Ein Bericht des bekannten Aichfelder Künstlers Peter Moitzi:
Sehr weit mussten die Steinblöcke von ihrem alten Platz im Steinbruch zum "Neuen Platz" in Feistritz nicht anreisen. An dieser Stelle, richtig zusammengefügt und aufgerichtet, ergeben die fünf Blöcke das Motiv eines Steintores. Die künstlerische Absicht dieser Gestaltung versinnbildlicht den Übergang - die Schwelle - von der Talsohle des Murtales zum Mareiner-Boden und weiter zu den Seckauer Tauern. Andererseits soll der Blick durch das Tor über den Platz hinweg einerseits nach Süden zur Kirche und weiter in das Tal und andererseits nach Norden zur Bergkette von Zinken und Hochalm führen.

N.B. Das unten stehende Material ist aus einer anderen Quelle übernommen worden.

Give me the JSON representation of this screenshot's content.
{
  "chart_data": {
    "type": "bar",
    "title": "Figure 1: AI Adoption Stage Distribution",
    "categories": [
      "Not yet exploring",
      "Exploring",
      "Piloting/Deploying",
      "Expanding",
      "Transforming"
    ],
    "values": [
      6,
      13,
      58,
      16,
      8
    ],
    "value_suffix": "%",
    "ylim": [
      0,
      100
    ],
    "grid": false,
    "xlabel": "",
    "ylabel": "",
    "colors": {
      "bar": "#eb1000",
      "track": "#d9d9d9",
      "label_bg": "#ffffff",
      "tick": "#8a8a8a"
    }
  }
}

Der glückliche Umstand, dass es in der Gemeinde Fesitritz dieses Serpentinvorkommen gibt, hat die Formgebung des Brunnenkörpers ebenfalls beeinflusst. Und zwar insofern als die Steinkörper, wie sie die Natur in ihrer ganzen elemanteren Schönheit geschaffen hat, unbehauen verwendet wurden und nur die Innenseite des aus fünf teilen zusammengefügten Torkörpers einen geometrischen Flächencharakter ergeben.

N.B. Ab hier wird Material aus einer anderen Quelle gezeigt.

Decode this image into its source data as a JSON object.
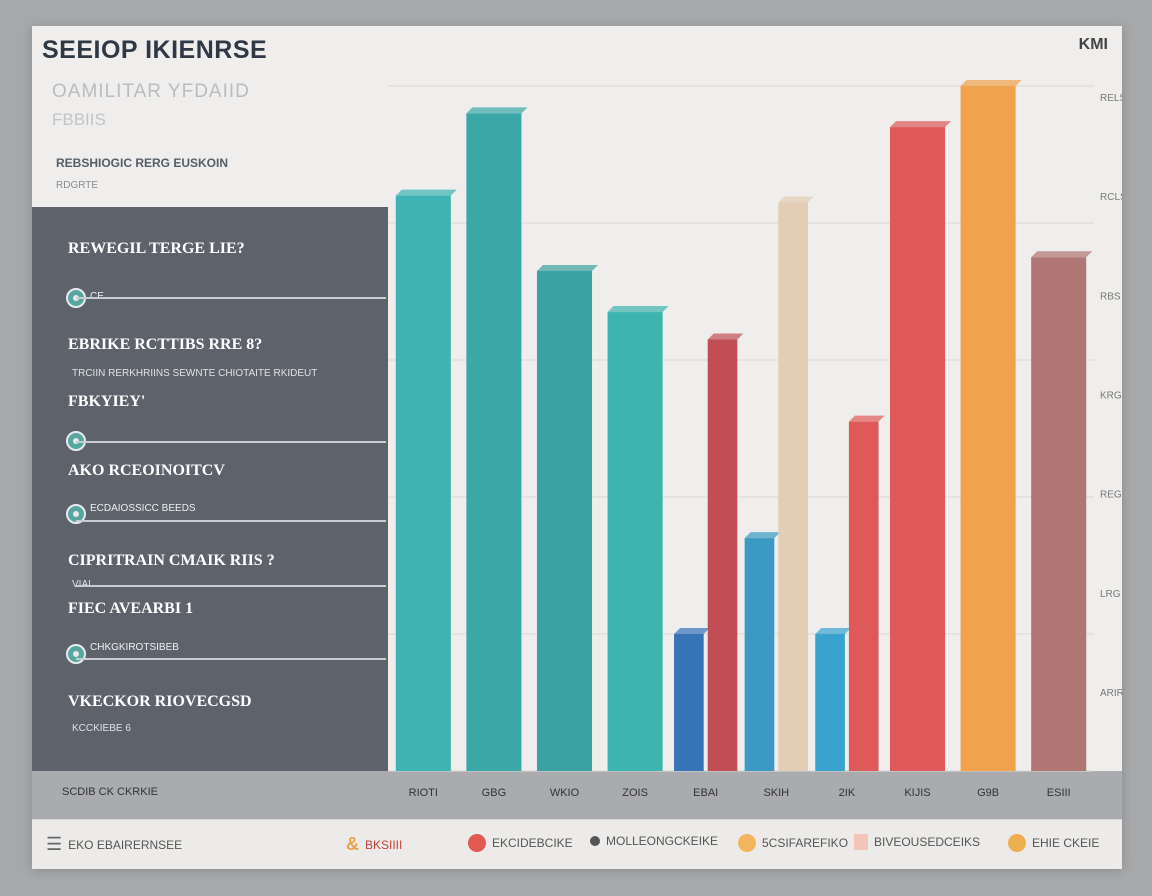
{
  "header": {
    "title": "SEEIOP IKIENRSE",
    "corner": "KMI",
    "subtitle1": "OAMILITAR YFDAIID",
    "subtitle2": "FBBIIS",
    "meta1": "REBSHIOGIC RERG EUSKOIN",
    "meta2": "RDGRTE"
  },
  "panel": {
    "rows": [
      {
        "label": "REWEGIL TERGE  LIE?",
        "sub": "",
        "slider": "CE"
      },
      {
        "label": "EBRIKE RCTTIBS  RRE 8?",
        "sub": "TRCIIN RERKHRIINS SEWNTE CHIOTAITE RKIDEUT",
        "slider": ""
      },
      {
        "label": "FBKYIEY'",
        "sub": "",
        "slider": ""
      },
      {
        "label": "AKO RCEOINOITCV",
        "sub": "",
        "slider": "ECDAIOSSICC BEEDS"
      },
      {
        "label": "CIPRITRAIN  CMAIK RIIS ?",
        "sub": "VIAI",
        "slider": ""
      },
      {
        "label": "FIEC AVEARBI 1",
        "sub": "",
        "slider": "CHKGKIROTSIBEB"
      },
      {
        "label": "VKECKOR RIOVECGSD",
        "sub": "KCCKIEBE 6",
        "slider": ""
      }
    ]
  },
  "axis_label": "SCDIB CK CKRKIE",
  "legend": [
    {
      "label": "BKSIIII",
      "color": "#e8a24a",
      "shape": "logo"
    },
    {
      "label": "EKCIDEBCIKE",
      "color": "#e05a52",
      "shape": "dot"
    },
    {
      "label": "MOLLEONGCKEIKE",
      "color": "#444444",
      "shape": "dot"
    },
    {
      "label": "5CSIFAREFIKO",
      "color": "#f2b45c",
      "shape": "dot"
    },
    {
      "label": "BIVEOUSEDCEIKS",
      "color": "#f3c5b8",
      "shape": "square"
    },
    {
      "label": "EHIE CKEIE",
      "color": "#eeb04e",
      "shape": "dot"
    },
    {
      "label": "EKO EBAIRERNSEE",
      "color": "#666666",
      "shape": "icon"
    }
  ],
  "colors": {
    "panel": "#5d626b",
    "teal": "#3fb3b3",
    "blue": "#3c8ccc",
    "red": "#e0585a",
    "sand": "#e9d3bd",
    "orange": "#f0a34c",
    "mauve": "#b07674"
  },
  "chart_data": {
    "type": "bar",
    "title": "",
    "xlabel": "",
    "ylabel": "",
    "categories": [
      "RIOTI",
      "GBG",
      "WKIO",
      "ZOIS",
      "EBAI",
      "SKIH",
      "2IK",
      "KIJIS",
      "G9B",
      "ESIII"
    ],
    "y_tick_labels": [
      "RELS",
      "RCLS",
      "RBS",
      "KRG",
      "REG",
      "LRG",
      "ARIRE"
    ],
    "bars": [
      {
        "category": "RIOTI",
        "value": 84,
        "color": "#3fb3b3"
      },
      {
        "category": "GBG",
        "value": 96,
        "color": "#3aa8a7"
      },
      {
        "category": "WKIO",
        "value": 73,
        "color": "#3ba2a3"
      },
      {
        "category": "ZOIS",
        "value": 67,
        "color": "#3db4b0"
      },
      {
        "category": "EBAI",
        "value": 20,
        "color": "#3674b8"
      },
      {
        "category": "EBAI",
        "value": 63,
        "color": "#c24e55"
      },
      {
        "category": "SKIH",
        "value": 34,
        "color": "#3a9ac3"
      },
      {
        "category": "SKIH",
        "value": 83,
        "color": "#e3cdb5"
      },
      {
        "category": "2IK",
        "value": 20,
        "color": "#3aa2d0"
      },
      {
        "category": "2IK",
        "value": 51,
        "color": "#de5a58"
      },
      {
        "category": "KIJIS",
        "value": 94,
        "color": "#e0585a"
      },
      {
        "category": "G9B",
        "value": 100,
        "color": "#f0a34c"
      },
      {
        "category": "ESIII",
        "value": 75,
        "color": "#b07674"
      }
    ],
    "ylim": [
      0,
      100
    ],
    "grid": true
  }
}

Das weiß sprudelnde, von der Oberkante herabstürzende Wasser, bildet vor dem Hintergrund des schwarz-grünen Steines ein vergnügliches Naturschauspiel.
Diese Brunnenanlage ist mit einer Höhe von 2,70 m und einem Gewicht von ca. 10 Tonnen von nicht geringer Dimension - sie entspricht somit dem Volumen des neu angelegten Platzes. Dieser großräumige Landschaftsraum um den Ort Feistritz mit seinen weiten Horizonten verlangt - wenn man ein künstlerisches Zeichen setzt - ein monumentales Format.